I was wondering if any of you have a bedside coffee maker? My partner has teasmade on her bedside but I prefer starting the day with coffee. Most of what I see are hot water dispensers (for instants). Bodum pourover coffee seems too big. Thinking kitchenaid pourover coffee or the personal coffee maker but no timer/alarm. Am I asking for too much????

Any suggestions would be great! Thanks!


----------



## Glenn (Jun 14, 2008)

Something like the Barisieur?

http://www.dudeiwantthat.com/gear/gadgets/the-barisieur-coffee-brewing-alarm-clock.asp


----------



## aaronb (Nov 16, 2012)

I think you are asking too much!

You could get a technivorm and stick it on a timer plug, but the coffee will never be great if you are grinding it the night before.


----------



## MWJB (Feb 28, 2012)

Capsule machine beside the bed seems best bet for instant gratification?
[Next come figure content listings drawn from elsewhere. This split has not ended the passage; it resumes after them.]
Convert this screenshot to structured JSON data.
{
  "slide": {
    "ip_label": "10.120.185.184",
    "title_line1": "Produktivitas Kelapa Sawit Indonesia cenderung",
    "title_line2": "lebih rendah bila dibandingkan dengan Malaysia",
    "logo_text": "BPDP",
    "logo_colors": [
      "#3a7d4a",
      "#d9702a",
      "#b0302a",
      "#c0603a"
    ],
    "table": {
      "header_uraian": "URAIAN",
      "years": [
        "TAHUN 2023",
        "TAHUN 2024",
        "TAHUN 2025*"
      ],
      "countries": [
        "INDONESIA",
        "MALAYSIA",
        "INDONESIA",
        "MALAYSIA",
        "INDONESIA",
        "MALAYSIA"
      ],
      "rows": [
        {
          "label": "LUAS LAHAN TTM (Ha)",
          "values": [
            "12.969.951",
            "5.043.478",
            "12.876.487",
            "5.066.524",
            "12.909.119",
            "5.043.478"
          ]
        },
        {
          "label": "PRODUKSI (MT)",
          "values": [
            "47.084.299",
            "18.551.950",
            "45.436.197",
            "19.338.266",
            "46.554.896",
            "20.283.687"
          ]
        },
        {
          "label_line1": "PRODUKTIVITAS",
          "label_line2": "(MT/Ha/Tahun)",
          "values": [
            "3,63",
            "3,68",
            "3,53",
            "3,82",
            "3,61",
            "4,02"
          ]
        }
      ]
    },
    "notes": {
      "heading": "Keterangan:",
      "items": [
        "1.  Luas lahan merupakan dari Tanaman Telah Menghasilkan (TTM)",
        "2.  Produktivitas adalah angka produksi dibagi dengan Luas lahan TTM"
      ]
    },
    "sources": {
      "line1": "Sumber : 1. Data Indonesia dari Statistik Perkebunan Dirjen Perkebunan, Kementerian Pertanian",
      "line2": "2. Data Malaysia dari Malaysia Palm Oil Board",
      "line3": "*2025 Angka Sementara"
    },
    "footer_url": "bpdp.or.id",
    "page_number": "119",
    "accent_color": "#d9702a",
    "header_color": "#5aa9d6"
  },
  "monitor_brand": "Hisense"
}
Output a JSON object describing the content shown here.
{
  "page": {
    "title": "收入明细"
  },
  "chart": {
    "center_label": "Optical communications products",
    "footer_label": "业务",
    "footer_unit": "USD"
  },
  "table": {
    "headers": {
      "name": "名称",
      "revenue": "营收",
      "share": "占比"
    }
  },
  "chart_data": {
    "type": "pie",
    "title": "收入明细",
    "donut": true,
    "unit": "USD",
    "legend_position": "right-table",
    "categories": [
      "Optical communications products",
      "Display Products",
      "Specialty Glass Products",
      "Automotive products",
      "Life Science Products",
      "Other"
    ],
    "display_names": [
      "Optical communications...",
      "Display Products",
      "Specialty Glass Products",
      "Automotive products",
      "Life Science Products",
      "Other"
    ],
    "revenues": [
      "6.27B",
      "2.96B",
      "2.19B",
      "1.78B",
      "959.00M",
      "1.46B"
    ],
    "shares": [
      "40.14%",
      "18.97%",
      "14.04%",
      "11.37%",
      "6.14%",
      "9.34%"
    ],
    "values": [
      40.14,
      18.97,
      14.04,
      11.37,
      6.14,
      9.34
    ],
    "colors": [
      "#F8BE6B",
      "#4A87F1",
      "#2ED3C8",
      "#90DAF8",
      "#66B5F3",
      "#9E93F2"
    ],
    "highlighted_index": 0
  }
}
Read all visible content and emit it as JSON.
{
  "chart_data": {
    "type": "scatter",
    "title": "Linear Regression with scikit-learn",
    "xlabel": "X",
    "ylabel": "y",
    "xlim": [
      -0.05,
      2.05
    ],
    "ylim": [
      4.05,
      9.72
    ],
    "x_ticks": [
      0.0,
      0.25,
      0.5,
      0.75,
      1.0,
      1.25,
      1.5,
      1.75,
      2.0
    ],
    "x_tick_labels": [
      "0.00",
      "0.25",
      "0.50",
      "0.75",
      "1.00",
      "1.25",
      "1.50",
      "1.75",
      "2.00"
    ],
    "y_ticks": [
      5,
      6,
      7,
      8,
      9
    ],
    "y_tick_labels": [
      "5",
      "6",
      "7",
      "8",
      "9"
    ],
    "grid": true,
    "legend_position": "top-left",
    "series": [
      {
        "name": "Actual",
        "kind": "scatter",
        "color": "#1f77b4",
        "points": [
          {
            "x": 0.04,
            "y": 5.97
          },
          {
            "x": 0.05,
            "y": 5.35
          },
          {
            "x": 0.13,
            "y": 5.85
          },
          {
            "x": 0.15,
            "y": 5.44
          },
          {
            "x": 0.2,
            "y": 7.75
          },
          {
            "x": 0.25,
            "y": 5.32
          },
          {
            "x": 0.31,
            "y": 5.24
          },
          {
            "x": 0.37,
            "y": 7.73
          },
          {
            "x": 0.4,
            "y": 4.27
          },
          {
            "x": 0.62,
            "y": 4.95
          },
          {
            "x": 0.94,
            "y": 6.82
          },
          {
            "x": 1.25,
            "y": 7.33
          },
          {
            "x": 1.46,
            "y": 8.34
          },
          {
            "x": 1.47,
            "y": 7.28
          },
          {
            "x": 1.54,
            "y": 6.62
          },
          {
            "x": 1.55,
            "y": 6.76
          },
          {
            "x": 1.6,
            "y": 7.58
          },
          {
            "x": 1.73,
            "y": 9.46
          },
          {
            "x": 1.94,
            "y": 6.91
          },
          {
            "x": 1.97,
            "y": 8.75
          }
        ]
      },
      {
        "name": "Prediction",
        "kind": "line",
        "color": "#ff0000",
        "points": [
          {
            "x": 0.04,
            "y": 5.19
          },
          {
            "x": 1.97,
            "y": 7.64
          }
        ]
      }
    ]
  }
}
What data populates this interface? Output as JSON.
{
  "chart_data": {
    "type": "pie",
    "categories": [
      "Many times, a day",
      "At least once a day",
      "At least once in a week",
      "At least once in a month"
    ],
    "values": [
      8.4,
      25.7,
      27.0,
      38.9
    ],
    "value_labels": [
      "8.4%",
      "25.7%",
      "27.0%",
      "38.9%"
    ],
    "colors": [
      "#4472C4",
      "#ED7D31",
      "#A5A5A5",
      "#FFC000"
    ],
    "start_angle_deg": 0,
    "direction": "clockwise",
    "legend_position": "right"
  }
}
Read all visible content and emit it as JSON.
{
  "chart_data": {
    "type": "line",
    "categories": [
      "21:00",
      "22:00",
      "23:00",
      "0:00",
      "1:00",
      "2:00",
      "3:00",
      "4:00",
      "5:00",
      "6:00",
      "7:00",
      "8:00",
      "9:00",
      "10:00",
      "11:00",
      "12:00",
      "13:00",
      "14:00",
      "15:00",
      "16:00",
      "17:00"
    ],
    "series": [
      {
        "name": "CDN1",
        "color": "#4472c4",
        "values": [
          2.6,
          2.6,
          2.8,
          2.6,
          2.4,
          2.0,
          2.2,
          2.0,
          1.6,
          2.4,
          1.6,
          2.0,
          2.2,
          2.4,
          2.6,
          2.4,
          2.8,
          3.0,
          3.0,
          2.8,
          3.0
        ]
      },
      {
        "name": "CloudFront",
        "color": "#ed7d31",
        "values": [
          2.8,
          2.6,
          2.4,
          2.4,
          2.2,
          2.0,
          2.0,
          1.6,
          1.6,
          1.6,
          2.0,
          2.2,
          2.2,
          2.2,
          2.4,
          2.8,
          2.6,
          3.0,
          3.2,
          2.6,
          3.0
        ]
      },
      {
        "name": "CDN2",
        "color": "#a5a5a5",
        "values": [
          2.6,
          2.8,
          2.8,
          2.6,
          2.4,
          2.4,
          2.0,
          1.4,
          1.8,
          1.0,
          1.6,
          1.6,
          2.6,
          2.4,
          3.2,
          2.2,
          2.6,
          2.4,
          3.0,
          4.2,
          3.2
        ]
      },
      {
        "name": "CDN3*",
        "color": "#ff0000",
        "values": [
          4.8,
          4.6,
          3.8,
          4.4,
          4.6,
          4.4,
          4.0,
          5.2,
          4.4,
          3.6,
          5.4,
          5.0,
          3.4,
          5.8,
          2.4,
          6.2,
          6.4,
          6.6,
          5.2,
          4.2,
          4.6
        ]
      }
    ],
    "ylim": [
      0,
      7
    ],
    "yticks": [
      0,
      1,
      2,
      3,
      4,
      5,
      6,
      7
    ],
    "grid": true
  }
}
Limited choice in coffee though.

There is a company selling preground portions of coffee in the US, if similar was available here that could make the Technivorm idea more feasible, but most here would rather grind immediately before use.


----------



## hilltopbrews (May 17, 2013)

Yes Glenn. That is my ideal bedside machine. Shame it's not on sale yet!


----------